“As simple as burek” is a popular phrase used by many young people in Slovenia. In this book Jernej Mlekuž maintains that the truth is just the opposite. The burek is a pie made of pastry dough filled with various fillings that is well-known in the Balkans, and also in Turkey and the Near East by other names. Whether on the plate or as a cultural artifact, it is in fact, not that simple. After a brief stroll through its innocent history, Mlekuž focuses on the present state of the burek, after parasitical ideologies had attached themselves to it and poisoned its discourses.

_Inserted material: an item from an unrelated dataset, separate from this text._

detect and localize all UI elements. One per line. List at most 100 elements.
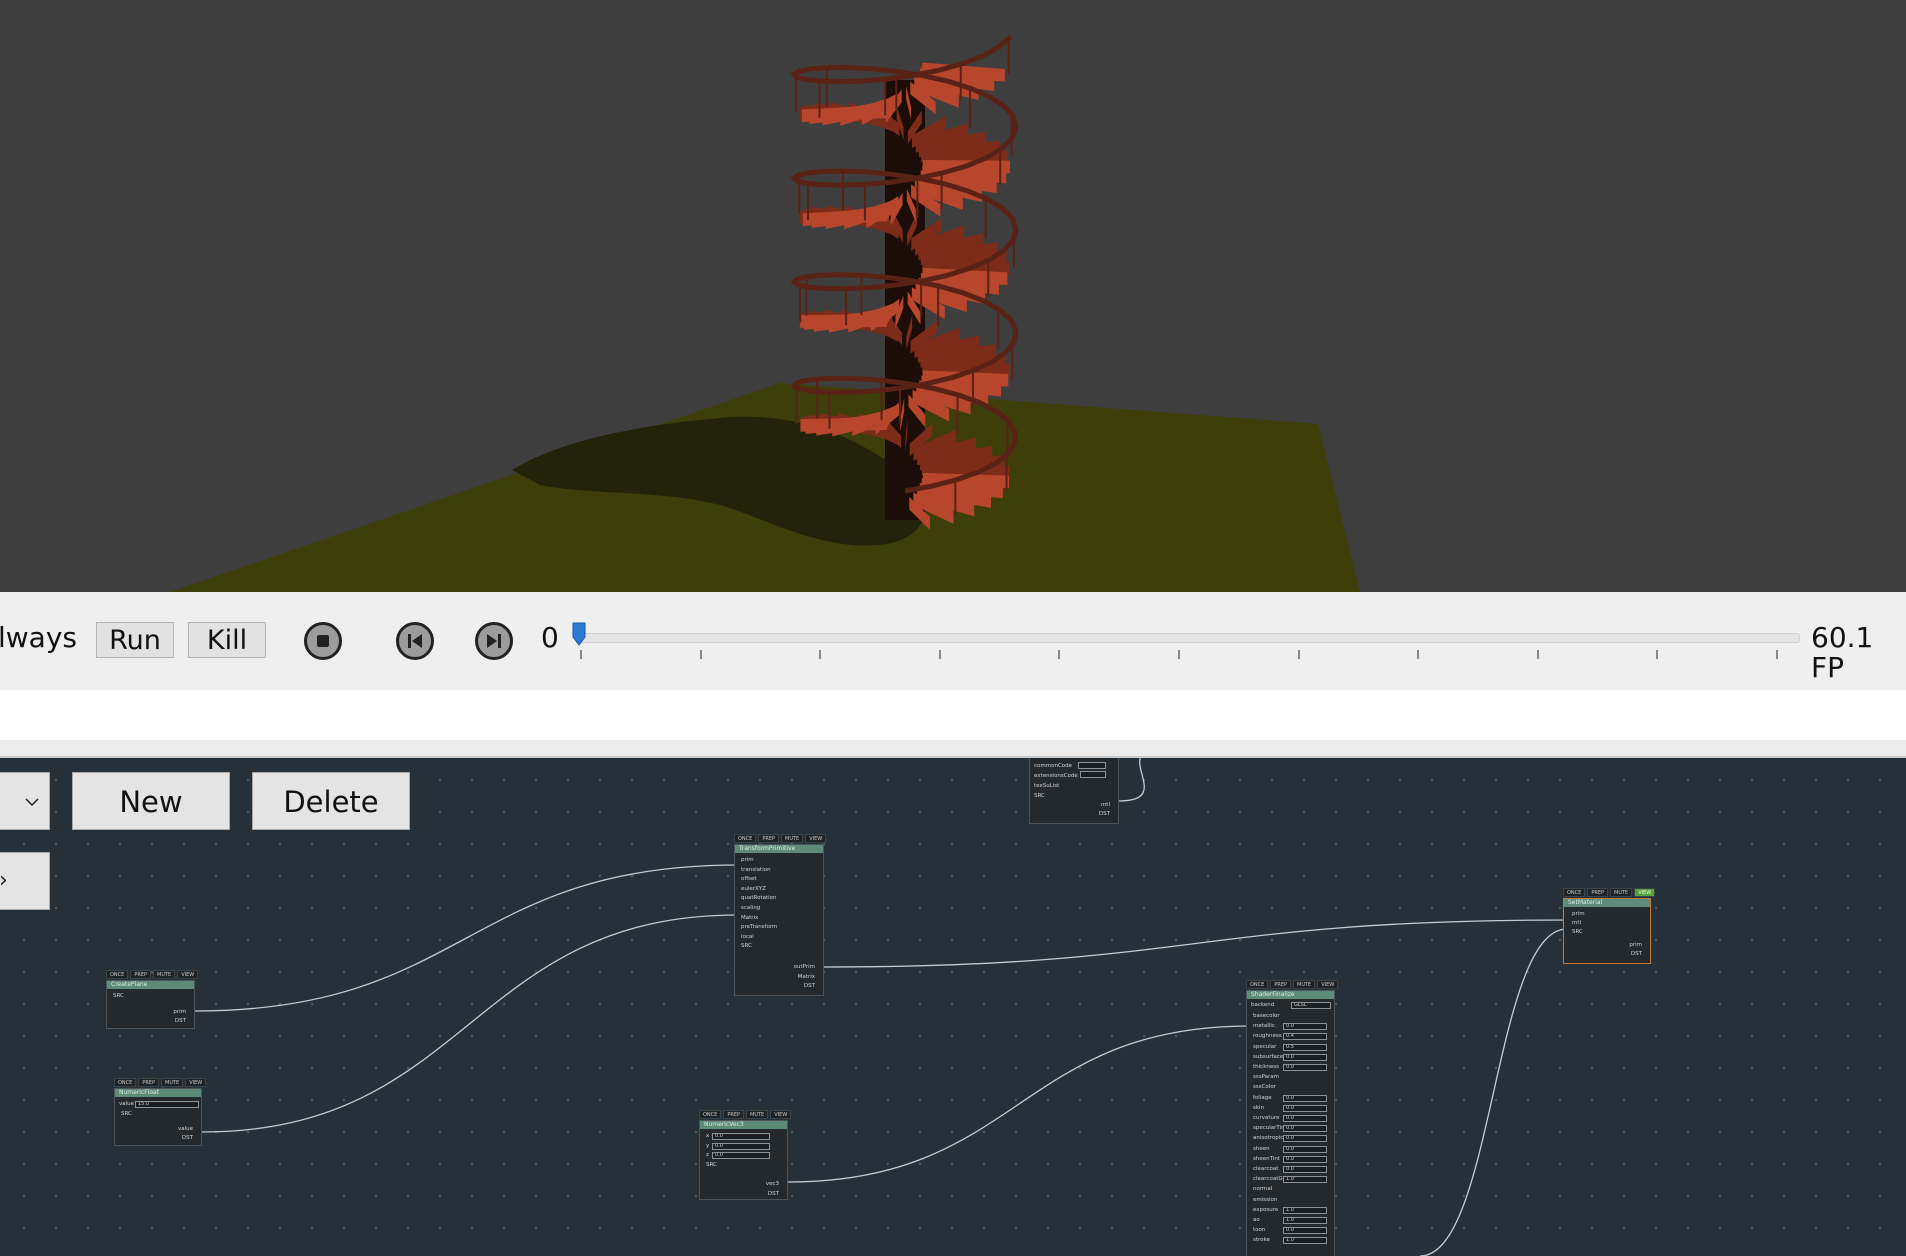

In Slovenia, the burek has become a loaded metaphor for the Balkans and immigrants from the republics of the former Socialist Federal Republic of Yugoslavia. Without the burek it would be equally difficult to consider the jargon of Slovenian youth, the imagined world of Slovenian chauvinism and the rhetorical arsenal of advertising agents when promoting healthy foods.
In this analysis, Mlekuž refers to the burek as the “metaburek.” All at the same time it is greasy, Balkan, Slovene, not-Slovene, Yugoslavian, familiar, foreign, the greatest, the worst, disturbingly unhealthy, plebeian, junk food, and finally, a cherub (burek spelled backwards is kerub, the Slovene word for cherub). And this metaburek, the protagonist of this book, is never a completely pure, innocent, unconditioned burek. It is much more.
A word of warning: after consuming this text, the burek will never be the same.